Vale’s smile vanished.
Nathan looked at him coldly.
“You taught my father that power comes from owning secrets. I learned something better.”
The sound of sirens rose in the distance.
Vale’s men shifted in the hallway.
Vale stared at Nathan with quiet fury. “You recorded me?”
“No,” Nathan said.
A voice spoke from the phone’s speaker.
“I did.”
My knees nearly gave way.
“Mom?”
My mother’s voice came through weak but steady.
“Maya, run.”
A crash sounded somewhere on the other end of the line.
Then the call went dead.
For half a heartbeat, nobody moved.
Then Vale’s calm shattered.
“Take the box,” he snapped.
Nathan grabbed my hand.
This time, I did not resist.
We ran.
Through the kitchen, out the back door, across the wet grass and into the alley behind my childhood home. Men shouted behind us. Nathan kept hold of my hand, not dragging me, not controlling me, but anchoring me as the night split open with sirens and footsteps and the roar of approaching engines.

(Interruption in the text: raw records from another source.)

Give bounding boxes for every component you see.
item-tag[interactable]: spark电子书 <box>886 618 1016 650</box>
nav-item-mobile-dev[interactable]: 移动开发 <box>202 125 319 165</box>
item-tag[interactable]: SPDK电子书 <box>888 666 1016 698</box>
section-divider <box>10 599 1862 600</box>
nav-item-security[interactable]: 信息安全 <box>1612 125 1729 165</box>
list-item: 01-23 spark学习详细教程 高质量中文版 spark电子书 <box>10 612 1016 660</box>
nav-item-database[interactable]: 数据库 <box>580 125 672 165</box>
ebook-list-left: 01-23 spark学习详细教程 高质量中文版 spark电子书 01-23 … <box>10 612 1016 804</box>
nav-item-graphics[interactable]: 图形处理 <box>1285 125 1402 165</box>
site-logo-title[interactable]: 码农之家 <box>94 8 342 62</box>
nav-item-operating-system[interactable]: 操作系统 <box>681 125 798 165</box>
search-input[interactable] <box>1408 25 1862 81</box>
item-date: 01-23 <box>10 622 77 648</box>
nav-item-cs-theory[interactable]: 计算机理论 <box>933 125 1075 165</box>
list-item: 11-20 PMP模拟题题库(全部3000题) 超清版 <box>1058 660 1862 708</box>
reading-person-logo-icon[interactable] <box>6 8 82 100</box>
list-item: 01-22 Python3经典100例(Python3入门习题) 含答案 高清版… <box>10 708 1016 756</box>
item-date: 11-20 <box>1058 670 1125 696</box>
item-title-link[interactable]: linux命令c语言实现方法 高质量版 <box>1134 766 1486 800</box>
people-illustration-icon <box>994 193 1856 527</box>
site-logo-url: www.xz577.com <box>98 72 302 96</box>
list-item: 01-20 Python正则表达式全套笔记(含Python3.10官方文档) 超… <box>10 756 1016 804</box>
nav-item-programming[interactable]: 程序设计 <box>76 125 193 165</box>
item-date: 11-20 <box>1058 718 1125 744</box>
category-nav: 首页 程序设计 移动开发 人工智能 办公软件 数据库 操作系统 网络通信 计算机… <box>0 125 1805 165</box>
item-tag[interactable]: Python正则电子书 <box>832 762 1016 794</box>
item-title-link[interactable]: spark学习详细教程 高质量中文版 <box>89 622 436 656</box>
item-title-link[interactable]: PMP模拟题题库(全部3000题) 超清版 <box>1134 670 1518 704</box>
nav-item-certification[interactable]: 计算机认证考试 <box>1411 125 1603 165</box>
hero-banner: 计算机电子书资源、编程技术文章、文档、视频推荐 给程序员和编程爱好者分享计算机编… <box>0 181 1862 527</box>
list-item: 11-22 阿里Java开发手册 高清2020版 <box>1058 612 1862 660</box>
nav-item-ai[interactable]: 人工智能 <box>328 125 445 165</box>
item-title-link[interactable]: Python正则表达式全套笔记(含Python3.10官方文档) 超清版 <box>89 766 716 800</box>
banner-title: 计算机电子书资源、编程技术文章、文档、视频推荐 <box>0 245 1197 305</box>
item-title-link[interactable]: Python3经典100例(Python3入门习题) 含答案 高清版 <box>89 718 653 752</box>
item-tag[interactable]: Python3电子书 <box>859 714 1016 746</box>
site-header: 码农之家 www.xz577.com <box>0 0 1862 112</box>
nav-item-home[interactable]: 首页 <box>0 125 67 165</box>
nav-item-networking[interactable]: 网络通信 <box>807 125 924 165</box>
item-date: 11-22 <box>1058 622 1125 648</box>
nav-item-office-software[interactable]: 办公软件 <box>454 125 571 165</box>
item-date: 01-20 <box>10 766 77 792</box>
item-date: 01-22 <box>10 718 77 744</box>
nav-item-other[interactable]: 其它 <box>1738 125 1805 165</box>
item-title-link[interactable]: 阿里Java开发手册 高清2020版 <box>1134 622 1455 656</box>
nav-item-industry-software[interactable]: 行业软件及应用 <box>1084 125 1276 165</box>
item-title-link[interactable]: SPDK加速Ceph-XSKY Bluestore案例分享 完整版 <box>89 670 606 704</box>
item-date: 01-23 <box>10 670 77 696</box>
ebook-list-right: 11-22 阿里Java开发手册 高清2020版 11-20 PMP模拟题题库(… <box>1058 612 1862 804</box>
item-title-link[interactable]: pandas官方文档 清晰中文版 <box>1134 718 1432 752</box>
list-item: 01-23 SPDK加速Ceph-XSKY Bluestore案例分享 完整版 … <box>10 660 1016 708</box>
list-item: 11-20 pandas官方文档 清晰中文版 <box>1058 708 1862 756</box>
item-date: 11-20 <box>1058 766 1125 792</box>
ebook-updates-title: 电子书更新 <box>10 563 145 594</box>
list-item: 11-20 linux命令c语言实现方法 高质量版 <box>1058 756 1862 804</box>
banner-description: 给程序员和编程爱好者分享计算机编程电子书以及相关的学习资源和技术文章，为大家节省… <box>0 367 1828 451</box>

At the end of the alley, a black SUV screeched to a stop.
Harper leaned out of the passenger window.
“Get in!”
I had never loved anyone more in my life.
Nathan pushed me in first, climbed after me, and slammed the door.
The SUV tore away just as Vale’s men reached the alley mouth.
Harper twisted around, eyes wide. “I swear, Maya, if this is your version of finally dating, we need to discuss your standards.”
I laughed.
It came out broken and hysterical, half sob, half relief.
Then I looked down.
The metal box was still in my arms.
Nathan sat beside me, breathing hard, blood on one knuckle, his face lit by passing streetlights.
“You should hate me,” he said quietly.
I looked at the man who had hidden the truth.
The man who had found the truth.
The man who might still destroy me.
And the man who had just chosen me in front of the person who could take everything from him.
“I don’t know what I feel,” I said.
His eyes lowered.
“But I know this,” I continued. “If my mother is alive, we find her. If my father was robbed, we prove it. And if you lied to me again…”
He looked back at me.
“I won’t.”
I wanted to believe him.
That was the most dangerous part.
Harper sped through the sleeping city while sirens faded behind us. My phone buzzed in my pocket.
Unknown number.
I answered with shaking hands.
For a moment, there was only static.
Then my mother whispered, “Maya, listen carefully. The notebooks are not the real evidence.”
My blood chilled.
“What?”
“The real evidence is inside Northstar.”
Nathan went still beside me.
My mother’s voice dropped lower.
“And Nathan is not Richard Carter’s only son.”
The line cut out.
Nathan stared at my phone.
I stared at him.
And somewhere in the darkness of Chicago, another Carter had just become the most dangerous name in my life.